Danach sind neben der zu erwartenden hohen Reichweite der bundesweit vertriebenen Anzeigenbeilage, den damit für die Beklagte verbundenen, nach den unbestrittenen Angaben des Klägers die von ihm verlangte Vertragsstrafe übersteigenden Kosten, die das Interesse der Beklagten an ihrer Werbung erkennen lassen, der Bekanntheitsgrad der bundesweit tätigen Beklagten und der Umstand zu berücksichtigen, dass es sich bereits um den zweiten Verstoß gegen die Unterlassungsverpflichtung handelt. Ferner ist zu berücksichtigen, dass es mit dem beanstandeten Verhalten eine eindeutige, im Rahmen der Gestaltung von Anzeigen ohne weiteres erkennbare und leicht abzustellende Zuwiderhandlung in Rede steht. In der Gesamtschau hat der Kläger den ihm zur Verfügung stehenden, durch § 315 Abs. 3 BGB begrenzten Ermessensspielraum (vgl. BGH, Urteil vom 19. Mai 2005 - I ZR 299/02 - PRO-Verfahren [unter B I 2 b cc (1)]) nicht überschritten.
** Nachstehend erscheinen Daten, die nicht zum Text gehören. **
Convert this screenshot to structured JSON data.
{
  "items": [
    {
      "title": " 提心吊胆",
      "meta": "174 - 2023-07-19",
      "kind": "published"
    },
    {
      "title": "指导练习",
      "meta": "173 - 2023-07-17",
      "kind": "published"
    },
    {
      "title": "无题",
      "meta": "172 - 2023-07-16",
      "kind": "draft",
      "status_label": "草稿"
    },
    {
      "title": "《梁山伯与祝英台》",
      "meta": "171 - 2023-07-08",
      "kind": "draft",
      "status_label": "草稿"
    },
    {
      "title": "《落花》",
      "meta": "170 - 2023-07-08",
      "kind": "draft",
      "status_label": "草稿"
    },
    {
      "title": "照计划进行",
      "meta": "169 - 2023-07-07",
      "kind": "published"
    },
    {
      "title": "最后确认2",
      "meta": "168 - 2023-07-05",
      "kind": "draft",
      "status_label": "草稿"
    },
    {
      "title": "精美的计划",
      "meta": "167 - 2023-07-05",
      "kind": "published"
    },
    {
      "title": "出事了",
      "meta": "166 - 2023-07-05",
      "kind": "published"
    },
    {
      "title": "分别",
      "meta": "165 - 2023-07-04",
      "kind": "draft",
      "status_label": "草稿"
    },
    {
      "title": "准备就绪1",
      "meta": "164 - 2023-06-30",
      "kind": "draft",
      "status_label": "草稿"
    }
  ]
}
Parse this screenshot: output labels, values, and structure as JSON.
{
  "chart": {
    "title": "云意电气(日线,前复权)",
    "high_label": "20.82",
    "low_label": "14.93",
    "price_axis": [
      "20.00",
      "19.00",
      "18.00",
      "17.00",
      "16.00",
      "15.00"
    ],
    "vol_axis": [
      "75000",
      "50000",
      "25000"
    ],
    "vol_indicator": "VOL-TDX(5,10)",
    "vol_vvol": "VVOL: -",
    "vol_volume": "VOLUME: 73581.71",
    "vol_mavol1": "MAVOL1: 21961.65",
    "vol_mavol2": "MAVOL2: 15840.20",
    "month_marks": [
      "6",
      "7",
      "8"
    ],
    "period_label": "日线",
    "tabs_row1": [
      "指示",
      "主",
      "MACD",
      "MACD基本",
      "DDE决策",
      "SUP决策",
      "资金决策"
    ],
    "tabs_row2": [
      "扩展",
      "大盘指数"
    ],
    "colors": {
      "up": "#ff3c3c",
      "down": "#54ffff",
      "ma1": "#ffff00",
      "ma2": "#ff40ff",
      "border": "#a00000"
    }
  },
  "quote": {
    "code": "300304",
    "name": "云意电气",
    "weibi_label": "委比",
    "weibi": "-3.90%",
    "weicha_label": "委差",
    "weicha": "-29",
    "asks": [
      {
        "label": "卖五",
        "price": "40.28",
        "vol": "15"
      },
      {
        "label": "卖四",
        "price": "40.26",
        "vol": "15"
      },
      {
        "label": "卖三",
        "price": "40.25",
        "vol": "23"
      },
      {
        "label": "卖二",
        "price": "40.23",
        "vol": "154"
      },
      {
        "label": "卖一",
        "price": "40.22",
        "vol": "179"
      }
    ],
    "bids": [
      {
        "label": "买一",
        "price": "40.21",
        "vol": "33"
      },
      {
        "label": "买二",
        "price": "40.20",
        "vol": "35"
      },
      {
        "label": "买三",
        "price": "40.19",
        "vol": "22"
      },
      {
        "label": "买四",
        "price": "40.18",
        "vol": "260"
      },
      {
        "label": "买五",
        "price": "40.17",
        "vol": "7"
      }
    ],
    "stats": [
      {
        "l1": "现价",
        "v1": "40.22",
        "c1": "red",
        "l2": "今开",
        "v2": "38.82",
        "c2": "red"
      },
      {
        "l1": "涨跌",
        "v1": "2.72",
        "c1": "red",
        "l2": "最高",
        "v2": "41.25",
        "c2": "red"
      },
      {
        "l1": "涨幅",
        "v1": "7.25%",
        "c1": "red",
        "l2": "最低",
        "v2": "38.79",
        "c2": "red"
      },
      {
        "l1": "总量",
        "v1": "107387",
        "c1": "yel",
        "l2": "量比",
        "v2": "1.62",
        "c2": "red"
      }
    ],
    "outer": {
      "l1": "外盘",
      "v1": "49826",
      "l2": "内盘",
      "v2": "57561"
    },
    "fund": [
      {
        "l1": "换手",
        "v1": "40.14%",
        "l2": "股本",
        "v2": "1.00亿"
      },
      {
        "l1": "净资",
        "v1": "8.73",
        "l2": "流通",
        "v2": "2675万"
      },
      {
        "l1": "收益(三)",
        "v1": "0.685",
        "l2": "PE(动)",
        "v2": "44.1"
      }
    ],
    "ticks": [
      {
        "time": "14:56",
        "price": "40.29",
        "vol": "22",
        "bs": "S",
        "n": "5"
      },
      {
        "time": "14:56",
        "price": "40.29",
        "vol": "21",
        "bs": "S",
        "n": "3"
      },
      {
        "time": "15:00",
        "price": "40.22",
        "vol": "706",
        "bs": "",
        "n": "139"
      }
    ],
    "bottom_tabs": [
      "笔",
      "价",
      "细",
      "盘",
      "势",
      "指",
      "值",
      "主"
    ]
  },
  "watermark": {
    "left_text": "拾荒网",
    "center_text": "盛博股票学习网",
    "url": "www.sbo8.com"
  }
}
2. Den Ersatz der ihm für die vorgerichtliche Tätigkeit seines Rechtsanwalts entstandenen Kosten kann der Kläger gemäß §§ 280 Abs. 1 und 2, 286, 249 Abs. 1 BGB verlangen. Die beanspruchten Zinsen schuldet die Beklagte gemäß §§ 288 Abs. 1 S. 2, 291 BGB.

II.

Die Kostenentscheidung beruht auf § 91 Abs. 1 S. 1 ZPO. Der Ausspruch zur vorläufigen Vollstreckbarkeit folgt aus § 709 S. 1, 2 ZPO.

Streitwert: € 6.000

Die neben der Hauptforderung geltend gemachten außergerichtlichen Rechtsanwaltskosten stellen eine im Sinne von § 4 ZPO bei der Wertberechnung unberücksichtigt bleibende Nebenforderung dar (vgl. BGH, Beschluss vom 27. Juni 2013 - III ZR 143/12 [unter II 2]; Beschluss vom 8. Mai 2012 - XI ZR 364/11).